Batsch 1989 distingue pour l’allemand une langue littéraire écrite et un standard allemand parlé, proche de la langue littéraire, en mentionnant que « la variante ”supérieure” de la langue standard est la langue littéraire ». Elle met « supérieure » entre guillemets, signalant ainsi qu’elle n’émet pas de jugements de valeur concernant les variétés de langue[15].
Pour Vasiliu 1965, la roumain standard est « le roumain littéraire utilisé couramment (c’est-à-dire dans des circonstances non officielles) par un locuteur instruit »[16].
Kálmán 1966 signale, en traitant du hongrois, que « d’habitude on appelle aussi langue littéraire la variante écrite de la variété standard »[17].
Svobodová 2012, en traitant du slovaque, distingue plus nettement la langue littéraire, qui serait celle de la communication officielle et écrite, de la langue standard, qui serait semi-officielle, parlée et écrite[18].
Concernant l’albanais, Mantho 2009 considère que la notion de langue littéraire est plus large que celle de langue standard, incluant celle-ci et en même temps la langue de la littérature artistique, qui peut être dialectale. Cette idée est en rapport avec la situation de la langue nationale albanaise qui est basée sur la langue de la littérature en dialecte tosque, parlé en Albanie du Sud, dominante à l’époque de l’éveil de la conscience nationale. La norme littéraire tosque fut imposée en tant que standard unique pour tout le pays et pour les Albanais du Kosovo, tandis que jusqu’à l’instauration du régime communiste, une littérature en dialecte guègue, parlé en Albanie du Nord et au Kosovo continua d’exister. Cette littérature était interdite sous le régime communiste, mais elle fut reprise après la chute de celui-ci, et au Kosovo deux idées se confrontent : celle d’abandonner le standard basé sur le tosque et celle de le maintenir pour l’ensemble des Albanais[19].
Critique de la conception traditionnelle de la langue littéraire
Dans les années 2000 il est apparu des linguistes qui vont au-delà de la distinction entre langue standard et langue littéraire, et qui critiquent la conception traditionnelle de ce que devrait être la langue standard.
Molnár 2014, par exemple, constate que depuis qu’on a standardisé la langue littéraire hongroise et qu’on l’a imposée en tant que langue standard, on a continué sur cette voie jusque dans les années 1980. « L’emploi appelé ”exigent” de la langue, pour lequel on faisait de la propagande sous le régime socialiste, visait la correction de la langue.

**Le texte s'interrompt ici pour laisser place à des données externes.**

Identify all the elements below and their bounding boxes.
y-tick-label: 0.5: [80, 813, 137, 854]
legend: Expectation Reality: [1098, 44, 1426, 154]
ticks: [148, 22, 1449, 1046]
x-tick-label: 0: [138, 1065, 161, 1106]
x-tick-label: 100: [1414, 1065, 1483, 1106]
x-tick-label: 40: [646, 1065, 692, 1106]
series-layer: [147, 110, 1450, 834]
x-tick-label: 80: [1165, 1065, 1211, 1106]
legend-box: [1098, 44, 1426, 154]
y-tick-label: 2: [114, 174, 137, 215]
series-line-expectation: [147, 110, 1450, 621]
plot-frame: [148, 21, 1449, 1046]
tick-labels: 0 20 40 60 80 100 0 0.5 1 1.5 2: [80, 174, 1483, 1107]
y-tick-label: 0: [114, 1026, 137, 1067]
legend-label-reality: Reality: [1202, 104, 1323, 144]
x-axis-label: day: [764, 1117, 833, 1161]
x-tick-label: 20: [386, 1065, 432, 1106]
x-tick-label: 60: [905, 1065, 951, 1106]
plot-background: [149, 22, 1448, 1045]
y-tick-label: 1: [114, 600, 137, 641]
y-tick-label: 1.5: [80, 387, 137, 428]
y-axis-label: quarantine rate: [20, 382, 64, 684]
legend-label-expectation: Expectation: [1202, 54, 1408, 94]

Ce qui l’incarnait était la langue littéraire et la langue commune cultivée en tant que variétés standard, et l’idéologie de l’époque s’était fixé pour but de répandre cette variété standard dans le cadre de l’unification politico-sociale et de l’affermissement de l’unité[20]. L’auteur affirme aussi que chacune des variétés de la langue à sa propre norme, aucune supérieure aux autres, et que ces normes se caractérisent par un dynamisme constant. À son avis, « c’est cette conception de la norme interprétée dans son dynamisme, et l’existence de la variété des normes comme caractéristique de la langue hongroise vivante qu’il faudrait présenter dans la pratique de l’enseignement du hongrois, quel que soit son but. »[21]
Concernant la langue tchèque, une idée analogue est émise par Schmiedtová 2004. Son argument est renforcé par une spécificité de cette langue. Son standard n’est pas ce qu’elle appelle « la langue commune » parlée couramment, mais la norme de l’aspect écrit de la langue littéraire tchèque formée au XIXe siècle, imposée en tant que standard après la Première Guerre mondiale par les membres du Cercle linguistique de Prague. Or la langue courante présente de grandes différences par rapport à cette langue littéraire, surtout dans son phonétisme et sa morphologie. Il y a, par exemple, dans la déclinaison quelques désinences différentes dans les deux variétés. En parlant, même des personnes ayant un haut niveau d’instruction mélangent des formes littéraires et courantes[22]. Dans ces conditions, l’auteur propose d'établir le standard en le fondant sur le « Corpus national tchèque », une base de données à laquelle on travaille en y incluant des livres/textes qui jouissent de popularité. En même temps, elle propose que dans l’enseignement de la langue maternelle on présente au moins en parallèle la langue littéraire et la langue courante[23], ce que font d’ailleurs les ouvrages destinés à l’enseignement du tchèque langue étrangère[24].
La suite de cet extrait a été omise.